A Roku TV can also be used with an antenna, of course, and the Roamio OTA could be used without one to browse popular streaming services like Netflix, Amazon and Hulu.

But the TiVo — plus an antenna — can then record network television, so that even if you’re cutting the cord, you don’t have to miss episodes of “So You Think You Can Dance” on your DVR. The result is an experience that feels close to having cable — and adds streaming — all in one nice interface.

Installing an HD antenna requires a little more tinkering than the plug-and-watch Roku TV, and households in some areas will be more successful than others at grabbing channels out of the sky. I used a Mohu Leaf indoor antenna (about $70) and was able to get CBS, NBC and Fox over the air, although it wasn’t always a clean signal.

And the Leaf, while unobtrusive, still isn’t the most attractive device to have hanging off the wall.

However, the TiVo interface has always been my favorite for navigating and recording television. Like the Roku smart TVs, the TiVo Roamio can search for shows across multiple sources. Existing TiVos also have this ability — a long underrated feature that even includes on-demand shows if your cable provider supports it.
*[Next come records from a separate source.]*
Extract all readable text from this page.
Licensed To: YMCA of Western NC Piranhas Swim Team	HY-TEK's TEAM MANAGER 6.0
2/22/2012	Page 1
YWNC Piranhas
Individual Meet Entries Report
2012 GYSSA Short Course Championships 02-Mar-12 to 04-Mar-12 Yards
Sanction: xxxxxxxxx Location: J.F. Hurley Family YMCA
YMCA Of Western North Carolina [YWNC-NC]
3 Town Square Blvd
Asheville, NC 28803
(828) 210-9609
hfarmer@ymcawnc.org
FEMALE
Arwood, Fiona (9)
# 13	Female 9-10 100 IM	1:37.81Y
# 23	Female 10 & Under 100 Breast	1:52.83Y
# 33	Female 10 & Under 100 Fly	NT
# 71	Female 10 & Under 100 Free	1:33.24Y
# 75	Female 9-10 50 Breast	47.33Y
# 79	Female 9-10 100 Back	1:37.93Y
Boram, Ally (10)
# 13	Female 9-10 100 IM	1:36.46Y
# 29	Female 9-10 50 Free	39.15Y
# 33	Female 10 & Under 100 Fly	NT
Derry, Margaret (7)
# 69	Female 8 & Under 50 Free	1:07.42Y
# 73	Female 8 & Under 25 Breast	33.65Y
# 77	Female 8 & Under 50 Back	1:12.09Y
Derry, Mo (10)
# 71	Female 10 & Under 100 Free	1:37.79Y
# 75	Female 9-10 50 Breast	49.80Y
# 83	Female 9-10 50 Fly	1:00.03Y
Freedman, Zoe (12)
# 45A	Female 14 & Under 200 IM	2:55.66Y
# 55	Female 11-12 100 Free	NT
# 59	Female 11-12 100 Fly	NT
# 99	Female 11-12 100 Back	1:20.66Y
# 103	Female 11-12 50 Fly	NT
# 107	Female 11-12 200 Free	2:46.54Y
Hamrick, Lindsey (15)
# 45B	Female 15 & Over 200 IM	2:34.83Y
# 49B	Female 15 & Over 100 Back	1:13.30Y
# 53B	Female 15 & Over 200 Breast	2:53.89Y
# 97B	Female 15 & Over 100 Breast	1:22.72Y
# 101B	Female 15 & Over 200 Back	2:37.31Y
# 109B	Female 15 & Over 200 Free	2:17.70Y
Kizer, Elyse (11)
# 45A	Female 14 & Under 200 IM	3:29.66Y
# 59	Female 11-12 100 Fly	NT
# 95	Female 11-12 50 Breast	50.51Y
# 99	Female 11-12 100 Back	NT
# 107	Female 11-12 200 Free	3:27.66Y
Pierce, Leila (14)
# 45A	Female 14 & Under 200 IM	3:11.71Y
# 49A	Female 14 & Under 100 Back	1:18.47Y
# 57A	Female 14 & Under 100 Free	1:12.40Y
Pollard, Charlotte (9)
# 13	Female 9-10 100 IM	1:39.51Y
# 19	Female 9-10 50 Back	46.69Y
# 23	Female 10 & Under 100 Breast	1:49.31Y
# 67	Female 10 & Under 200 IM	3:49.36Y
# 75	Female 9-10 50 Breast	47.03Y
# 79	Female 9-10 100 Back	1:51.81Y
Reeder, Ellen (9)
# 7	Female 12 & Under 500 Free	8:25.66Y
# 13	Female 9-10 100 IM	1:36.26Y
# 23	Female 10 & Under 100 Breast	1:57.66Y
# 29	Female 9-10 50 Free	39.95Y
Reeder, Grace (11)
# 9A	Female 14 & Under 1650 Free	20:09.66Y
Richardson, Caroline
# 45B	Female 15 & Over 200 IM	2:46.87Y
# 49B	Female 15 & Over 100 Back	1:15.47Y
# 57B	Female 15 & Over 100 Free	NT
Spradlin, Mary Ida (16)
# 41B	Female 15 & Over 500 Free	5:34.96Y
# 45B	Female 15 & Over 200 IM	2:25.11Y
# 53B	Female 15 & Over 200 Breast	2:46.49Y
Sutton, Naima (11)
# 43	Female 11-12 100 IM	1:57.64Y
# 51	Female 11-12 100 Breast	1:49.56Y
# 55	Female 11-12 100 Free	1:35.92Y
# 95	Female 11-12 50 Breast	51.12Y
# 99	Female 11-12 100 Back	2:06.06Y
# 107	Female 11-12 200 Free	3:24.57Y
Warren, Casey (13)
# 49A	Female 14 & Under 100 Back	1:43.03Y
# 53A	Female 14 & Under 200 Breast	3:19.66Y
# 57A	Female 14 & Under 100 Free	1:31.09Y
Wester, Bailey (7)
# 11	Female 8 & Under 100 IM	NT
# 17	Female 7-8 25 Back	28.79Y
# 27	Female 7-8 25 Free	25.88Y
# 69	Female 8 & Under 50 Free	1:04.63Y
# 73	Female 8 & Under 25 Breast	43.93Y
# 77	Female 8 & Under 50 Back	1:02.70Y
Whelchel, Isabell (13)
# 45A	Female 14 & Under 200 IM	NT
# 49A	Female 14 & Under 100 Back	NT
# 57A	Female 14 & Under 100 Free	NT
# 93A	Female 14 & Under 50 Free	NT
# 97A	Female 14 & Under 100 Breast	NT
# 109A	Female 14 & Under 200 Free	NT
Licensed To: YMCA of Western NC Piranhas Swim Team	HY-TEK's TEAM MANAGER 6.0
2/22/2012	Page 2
I find TiVo’s search more appealing than Roku’s, because TiVo filters its results according to what’s currently new or popular and also according to what you’ve watched in the past. Even cord-cutters probably just want to watch popular TV, so I appreciate being directed to relevant results.

One downside to the TiVo is its $15 a month service cost. Unlike some other TiVo models, there’s no option with the Roamio OTA to pay for a lifetime subscription up front, so you’ll definitely be trading one subscription for another.

However, $15 a month, even including the cost of subscriptions like Netflix or Hulu Plus and Internet access, is still cheaper than most cable packages.

TiVo seems to consider the Roamio OTA a bit of a test. It’s doing a limited introduction of the device at a few Best Buy stores this month, and online in October. That makes sense, since dealing with an HD antenna isn’t for everyone and might not work in every home.

But I’ve long thought TiVo’s integrated search makes it a great smart TV replacement, and a small, inexpensive box that can record live TV is a good buy for many would-be cord-cutters.

The big drawback with both the Roku and TiVo options remains the content. I’m impressed with the variety of shows on Amazon Instant Video, Netflix and Hulu Plus, but you still have to pay à la carte for some shows and for most good movies.

Sports are tricky, too, but not impossible. Roku does offer live sports streaming, and you can get stand-alone streaming subscriptions for professional football, baseball and basketball. Unfortunately, local team games are often blacked out if they’re televised. But that’s what the pub is for, right?

The final hurdle, for many, is their beloved HBO subscription and HBO Go streaming service. But if the rumors are true that it could be offered as a stand-alone subscription, that could change.

There are more reasons than not to get rid of cable, especially as the tech to do it becomes more approachable. I’d recommend the Roku smart TVs to almost anyone in my life, and the Roamio OTA to many others. I can hardly say the same for cable.